La version officielle qui conte, dans le détail, l’agression de quatre policiers par un jeune français musulman d’origine burundaise au commissariat de Joué-lès-Tours ne peut souffrir d’aucune contestation. C’est Jean-Louis Beck, procureur de la République de Tours, qui l’a assuré en cette veille de nouvel an, lors d’une conférence de presse convoquée précipitamment. Le magistrat, agacé, souhaitait«faire un certain nombre de mises au point afin que l’on ne s’égare pas et qu’on ne colporte pas des informations inexactes».

Selon lui, les faits sont les suivants. Samedi 20 décembre, peu avant 14 heures, Bertrand Nzohabonayo, alias Bilal, un homme d’une vingtaine d’années à la barbe fournie et à l’allure sportive se présente au commissariat de Joué-lès-Tours, une commune calme d’Indre-et-Loire posée en périphérie de Tours. Il tambourine à la porte, un policier vient lui ouvrir. Ce dernier est aussitôt agressé de plusieurs coups de couteau au cri «d’Allahou Akbar» [Dieu est le plus grand, en arabe]. Des collègues interviennent dans le sas de sécurité et sont eux aussi agressés de plusieurs coups de couteau, toujours au cri d’Allahou Akbar. Une policière, elle aussi atteinte, finit par l’abattre de plusieurs balles. Décès constaté une demi-heure après le commencement des faits.
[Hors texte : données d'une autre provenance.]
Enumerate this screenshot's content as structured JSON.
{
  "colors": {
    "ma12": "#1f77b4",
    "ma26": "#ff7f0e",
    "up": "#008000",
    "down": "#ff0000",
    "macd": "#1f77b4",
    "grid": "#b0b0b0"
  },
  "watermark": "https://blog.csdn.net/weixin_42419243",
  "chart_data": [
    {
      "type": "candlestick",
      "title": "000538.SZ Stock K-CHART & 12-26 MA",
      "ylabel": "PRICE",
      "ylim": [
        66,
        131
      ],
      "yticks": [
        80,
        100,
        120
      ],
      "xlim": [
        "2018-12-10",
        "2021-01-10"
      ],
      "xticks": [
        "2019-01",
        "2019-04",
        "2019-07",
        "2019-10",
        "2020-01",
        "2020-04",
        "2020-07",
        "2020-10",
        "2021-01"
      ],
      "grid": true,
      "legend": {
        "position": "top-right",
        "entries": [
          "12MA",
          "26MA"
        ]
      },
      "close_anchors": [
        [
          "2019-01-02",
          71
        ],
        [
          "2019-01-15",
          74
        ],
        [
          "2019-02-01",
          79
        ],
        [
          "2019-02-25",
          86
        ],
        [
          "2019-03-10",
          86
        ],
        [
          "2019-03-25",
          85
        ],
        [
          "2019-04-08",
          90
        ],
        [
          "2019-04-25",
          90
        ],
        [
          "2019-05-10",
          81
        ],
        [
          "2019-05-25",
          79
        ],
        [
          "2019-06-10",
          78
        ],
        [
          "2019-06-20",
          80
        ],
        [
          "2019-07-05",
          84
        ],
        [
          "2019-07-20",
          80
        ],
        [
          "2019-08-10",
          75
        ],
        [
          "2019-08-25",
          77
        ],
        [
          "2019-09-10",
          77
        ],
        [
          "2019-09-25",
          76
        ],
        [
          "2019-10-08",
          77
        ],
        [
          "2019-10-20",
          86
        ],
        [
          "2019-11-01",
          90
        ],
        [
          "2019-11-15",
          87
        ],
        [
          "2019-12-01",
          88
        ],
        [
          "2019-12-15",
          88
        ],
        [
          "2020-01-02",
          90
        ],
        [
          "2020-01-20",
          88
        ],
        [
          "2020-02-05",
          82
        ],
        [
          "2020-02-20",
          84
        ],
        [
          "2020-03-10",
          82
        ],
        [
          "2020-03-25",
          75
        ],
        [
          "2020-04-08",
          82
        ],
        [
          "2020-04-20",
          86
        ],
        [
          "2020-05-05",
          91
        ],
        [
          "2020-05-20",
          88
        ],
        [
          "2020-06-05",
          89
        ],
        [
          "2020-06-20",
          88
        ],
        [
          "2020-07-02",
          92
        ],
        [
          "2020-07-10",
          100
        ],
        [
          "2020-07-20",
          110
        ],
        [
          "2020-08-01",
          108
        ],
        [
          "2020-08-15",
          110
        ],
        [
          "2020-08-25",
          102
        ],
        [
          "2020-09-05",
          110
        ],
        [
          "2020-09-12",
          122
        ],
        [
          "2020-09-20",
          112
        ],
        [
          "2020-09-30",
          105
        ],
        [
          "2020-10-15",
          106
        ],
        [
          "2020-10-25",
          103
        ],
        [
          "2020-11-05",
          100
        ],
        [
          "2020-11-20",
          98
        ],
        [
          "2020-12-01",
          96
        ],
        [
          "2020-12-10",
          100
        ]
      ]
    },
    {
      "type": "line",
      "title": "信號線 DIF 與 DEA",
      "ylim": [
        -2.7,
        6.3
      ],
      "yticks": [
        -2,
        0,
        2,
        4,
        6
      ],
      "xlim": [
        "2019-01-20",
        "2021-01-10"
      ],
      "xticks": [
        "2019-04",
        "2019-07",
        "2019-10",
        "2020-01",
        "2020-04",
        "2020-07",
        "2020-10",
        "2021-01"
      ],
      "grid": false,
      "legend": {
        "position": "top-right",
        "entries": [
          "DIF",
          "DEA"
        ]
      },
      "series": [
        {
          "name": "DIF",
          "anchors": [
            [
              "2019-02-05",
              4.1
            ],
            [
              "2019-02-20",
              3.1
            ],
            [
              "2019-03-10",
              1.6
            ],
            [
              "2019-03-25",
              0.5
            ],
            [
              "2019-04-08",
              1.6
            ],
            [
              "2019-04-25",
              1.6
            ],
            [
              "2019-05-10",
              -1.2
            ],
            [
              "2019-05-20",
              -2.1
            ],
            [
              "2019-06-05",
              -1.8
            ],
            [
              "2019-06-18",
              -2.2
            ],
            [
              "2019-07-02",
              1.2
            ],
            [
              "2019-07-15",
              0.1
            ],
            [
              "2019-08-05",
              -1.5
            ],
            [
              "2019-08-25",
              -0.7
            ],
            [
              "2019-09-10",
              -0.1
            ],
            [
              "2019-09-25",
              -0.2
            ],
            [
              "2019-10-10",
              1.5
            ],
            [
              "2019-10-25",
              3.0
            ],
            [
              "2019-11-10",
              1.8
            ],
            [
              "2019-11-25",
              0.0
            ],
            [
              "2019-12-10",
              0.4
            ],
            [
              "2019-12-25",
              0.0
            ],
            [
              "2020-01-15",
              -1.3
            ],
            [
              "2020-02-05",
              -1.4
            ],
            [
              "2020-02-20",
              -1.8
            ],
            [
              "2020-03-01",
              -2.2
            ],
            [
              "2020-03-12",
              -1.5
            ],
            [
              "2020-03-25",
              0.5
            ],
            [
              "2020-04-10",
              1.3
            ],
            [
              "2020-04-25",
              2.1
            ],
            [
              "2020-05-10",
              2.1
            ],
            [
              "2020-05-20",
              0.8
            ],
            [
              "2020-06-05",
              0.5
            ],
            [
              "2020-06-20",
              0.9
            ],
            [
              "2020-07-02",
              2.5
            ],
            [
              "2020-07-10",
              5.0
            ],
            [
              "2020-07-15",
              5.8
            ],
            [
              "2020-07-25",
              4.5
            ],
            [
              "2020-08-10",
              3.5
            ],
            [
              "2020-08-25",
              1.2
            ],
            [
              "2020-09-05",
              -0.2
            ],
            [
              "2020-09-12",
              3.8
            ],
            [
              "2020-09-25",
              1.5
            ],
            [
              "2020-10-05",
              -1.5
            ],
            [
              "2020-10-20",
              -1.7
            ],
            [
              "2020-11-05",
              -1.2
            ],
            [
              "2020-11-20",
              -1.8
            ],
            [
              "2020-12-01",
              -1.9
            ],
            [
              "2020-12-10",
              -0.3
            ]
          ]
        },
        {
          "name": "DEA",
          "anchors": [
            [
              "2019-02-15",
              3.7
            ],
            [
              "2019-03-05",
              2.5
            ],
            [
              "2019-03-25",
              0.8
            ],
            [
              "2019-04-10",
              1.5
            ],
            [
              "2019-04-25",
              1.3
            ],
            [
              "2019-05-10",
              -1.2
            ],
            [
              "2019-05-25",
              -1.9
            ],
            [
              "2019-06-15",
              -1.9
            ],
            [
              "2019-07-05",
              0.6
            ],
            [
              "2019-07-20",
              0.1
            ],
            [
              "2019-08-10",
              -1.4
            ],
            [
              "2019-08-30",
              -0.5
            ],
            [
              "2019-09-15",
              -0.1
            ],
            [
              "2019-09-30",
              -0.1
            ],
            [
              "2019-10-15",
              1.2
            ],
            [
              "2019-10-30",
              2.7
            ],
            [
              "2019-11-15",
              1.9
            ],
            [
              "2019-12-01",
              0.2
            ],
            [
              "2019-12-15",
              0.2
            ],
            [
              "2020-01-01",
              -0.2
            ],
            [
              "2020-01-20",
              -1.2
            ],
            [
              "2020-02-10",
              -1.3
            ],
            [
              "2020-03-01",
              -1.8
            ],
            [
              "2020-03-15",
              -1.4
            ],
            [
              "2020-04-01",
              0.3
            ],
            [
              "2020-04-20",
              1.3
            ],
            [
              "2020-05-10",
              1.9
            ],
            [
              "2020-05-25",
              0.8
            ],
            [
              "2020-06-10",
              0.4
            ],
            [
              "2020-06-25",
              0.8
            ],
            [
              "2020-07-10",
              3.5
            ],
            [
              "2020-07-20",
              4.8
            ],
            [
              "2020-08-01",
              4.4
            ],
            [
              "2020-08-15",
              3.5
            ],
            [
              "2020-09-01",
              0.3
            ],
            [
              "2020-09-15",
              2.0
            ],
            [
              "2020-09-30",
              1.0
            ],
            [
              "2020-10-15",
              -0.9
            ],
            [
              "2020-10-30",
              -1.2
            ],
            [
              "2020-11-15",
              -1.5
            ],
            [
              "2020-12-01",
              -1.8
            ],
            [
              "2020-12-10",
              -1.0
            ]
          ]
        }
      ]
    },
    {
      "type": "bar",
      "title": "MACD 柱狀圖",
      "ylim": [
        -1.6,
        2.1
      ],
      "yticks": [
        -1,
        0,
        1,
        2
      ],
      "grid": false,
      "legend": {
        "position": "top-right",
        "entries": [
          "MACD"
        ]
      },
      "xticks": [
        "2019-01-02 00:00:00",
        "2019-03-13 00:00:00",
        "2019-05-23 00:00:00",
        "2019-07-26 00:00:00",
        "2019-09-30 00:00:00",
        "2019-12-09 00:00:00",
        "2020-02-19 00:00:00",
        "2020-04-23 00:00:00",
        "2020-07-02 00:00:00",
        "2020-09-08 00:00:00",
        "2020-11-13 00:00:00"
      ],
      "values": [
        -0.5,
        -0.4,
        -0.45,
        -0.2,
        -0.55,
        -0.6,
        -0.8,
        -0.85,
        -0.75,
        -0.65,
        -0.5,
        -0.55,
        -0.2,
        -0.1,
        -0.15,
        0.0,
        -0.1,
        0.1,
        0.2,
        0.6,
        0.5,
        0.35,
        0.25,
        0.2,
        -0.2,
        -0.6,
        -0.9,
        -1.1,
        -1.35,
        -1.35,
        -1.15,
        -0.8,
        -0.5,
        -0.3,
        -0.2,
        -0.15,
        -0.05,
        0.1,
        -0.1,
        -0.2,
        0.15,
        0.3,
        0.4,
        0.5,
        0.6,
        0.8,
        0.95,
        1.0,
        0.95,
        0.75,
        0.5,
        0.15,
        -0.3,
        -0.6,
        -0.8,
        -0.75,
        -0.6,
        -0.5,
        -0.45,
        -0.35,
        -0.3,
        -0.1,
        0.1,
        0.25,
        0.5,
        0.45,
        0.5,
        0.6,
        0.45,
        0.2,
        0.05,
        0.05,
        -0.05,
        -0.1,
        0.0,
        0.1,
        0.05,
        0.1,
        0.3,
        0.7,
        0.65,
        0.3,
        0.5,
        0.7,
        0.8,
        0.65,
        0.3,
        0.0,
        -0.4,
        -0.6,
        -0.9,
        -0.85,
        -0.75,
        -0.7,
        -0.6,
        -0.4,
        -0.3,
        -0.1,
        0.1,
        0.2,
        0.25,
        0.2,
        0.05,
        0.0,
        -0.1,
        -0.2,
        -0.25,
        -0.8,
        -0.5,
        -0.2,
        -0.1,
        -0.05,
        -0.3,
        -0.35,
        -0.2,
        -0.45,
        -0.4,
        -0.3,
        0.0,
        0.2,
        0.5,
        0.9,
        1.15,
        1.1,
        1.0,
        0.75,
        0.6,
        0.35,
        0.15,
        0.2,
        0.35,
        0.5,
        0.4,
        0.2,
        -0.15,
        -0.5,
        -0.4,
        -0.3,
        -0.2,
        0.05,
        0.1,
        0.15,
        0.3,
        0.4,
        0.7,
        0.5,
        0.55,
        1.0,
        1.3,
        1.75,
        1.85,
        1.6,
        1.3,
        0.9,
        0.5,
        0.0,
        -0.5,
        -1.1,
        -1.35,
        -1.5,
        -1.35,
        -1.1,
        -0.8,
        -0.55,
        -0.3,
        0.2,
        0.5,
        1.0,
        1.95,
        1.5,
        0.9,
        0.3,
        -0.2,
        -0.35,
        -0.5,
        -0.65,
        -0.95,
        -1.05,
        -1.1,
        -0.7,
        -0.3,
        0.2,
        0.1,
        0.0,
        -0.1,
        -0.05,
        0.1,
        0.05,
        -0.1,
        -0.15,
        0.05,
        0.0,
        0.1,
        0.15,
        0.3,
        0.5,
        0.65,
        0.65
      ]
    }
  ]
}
Pourtant, depuis cette agression, une autre histoire se trouve relayée par des témoins directs et des proches du jeune homme. Celle-ci assure que Bertrand Nzohabonayo n’a jamais crié Allahou Akbar, version confortée par quatre témoins rencontrés par les différents médias et qu’il ne s’est pas rendu seul au commissariat, mais accompagné par des policiers qui souhaitaient l’entendre dans le cadre d’une agression subie par l’un des policiers locaux la veille au soir. Un témoin a affirmé devant les caméras de l’AFP : «J’ai vu les quatre policiers prendre le monsieur pour le rentrer à l’intérieur, ils lui ont dit : “Calmez-vous!” et le monsieur a commencé à crier “Aaah!” et à se débattre.»

«Effectivement, un policier en repos a eu des incidents alors qu’il faisait un jogging dans la rue», a reconnu le procureur, officialisant la «rumeur» qui courrait depuis plusieurs jours. Mais selon le magistrat, qui vient de lancer un appel à témoins, les deux affaires ne seraient pas liées. Une manière de couper court à toute autre supputation. Ce qui sidère Amal Bentounsi, du collectif «Urgence notre police assassine». «C’est quand même fou qu’on nous parle d’Etat de droit et de justice indépendante et qu’un procureur de la république ne s’en tienne qu’à une seule version.» Selon cette militante, qui a vu tomber son frère sous des balles policières,«tout est organisé pour décourager les potentiels témoins. […] Si le procureur se positionne aussi fermement, les témoins s’interrogeront sur la pertinence de leur propre version», assure-t-elle.

Une difficulté à collecter des témoignages spontanés accrue par l’image du commissariat de Joué-lès-Tours que plusieurs scandales ont entaché, comme cette affaire de harcèlement sexuel ou, plus récemment, celle d’une interpellation filmée qui a tourné à la violence gratuite. Au point que le procureur reconnaisse, gêné: «Je sais bien les mauvaises relations que certains habitants du quartier peuvent avoir avec le commissariat.» Certains habitants rencontrés au lendemain de l’agression ne sont pas tendres avec leur police locale. «Les gars qui sont mutés ici sont ceux dont on ne veut pas à Tours ou Saint-Pierre-des-Corps», avance un acteur social. «Peut-être vivent-ils mal leur situation. En tout cas, ils ne sont pas équipés pour faire face à une difficulté, encore moins lorsqu’il s’agit d’un événement aussi grave.»

Un autre témoin qui travaille régulièrement avec les policiers jocondiens rapporte que l’un d’eux lui a récemment confié qu’ils s’attendaient à ce qu’une «attaque terroriste ou djihadiste» s’abatte sur Joué-lès-Tours. «Ils étaient chauffés à blanc et prêts à dégainer au moindre soupçon». Une situation qui va sans doute conduire un regroupement de collectifs et d’associations à se constituer partie civile. «Un coup de taser ou de tonfa aurait suffi à maîtriser leur agresseur», regrette Amal Bentounsi.«Mais ces gens (les policiers) jouissent d’une parfaite immunité. Tant que l’un d’eux ne sera pas condamné lourdement, ils continueront à se sentir au-dessus des lois.»Les éventuels témoins ont été invités par le parquet de Tours à se tourner vers la direction régionale de la police judiciaire d’Orléans. Loin, très loin de Joué-lès-Tours.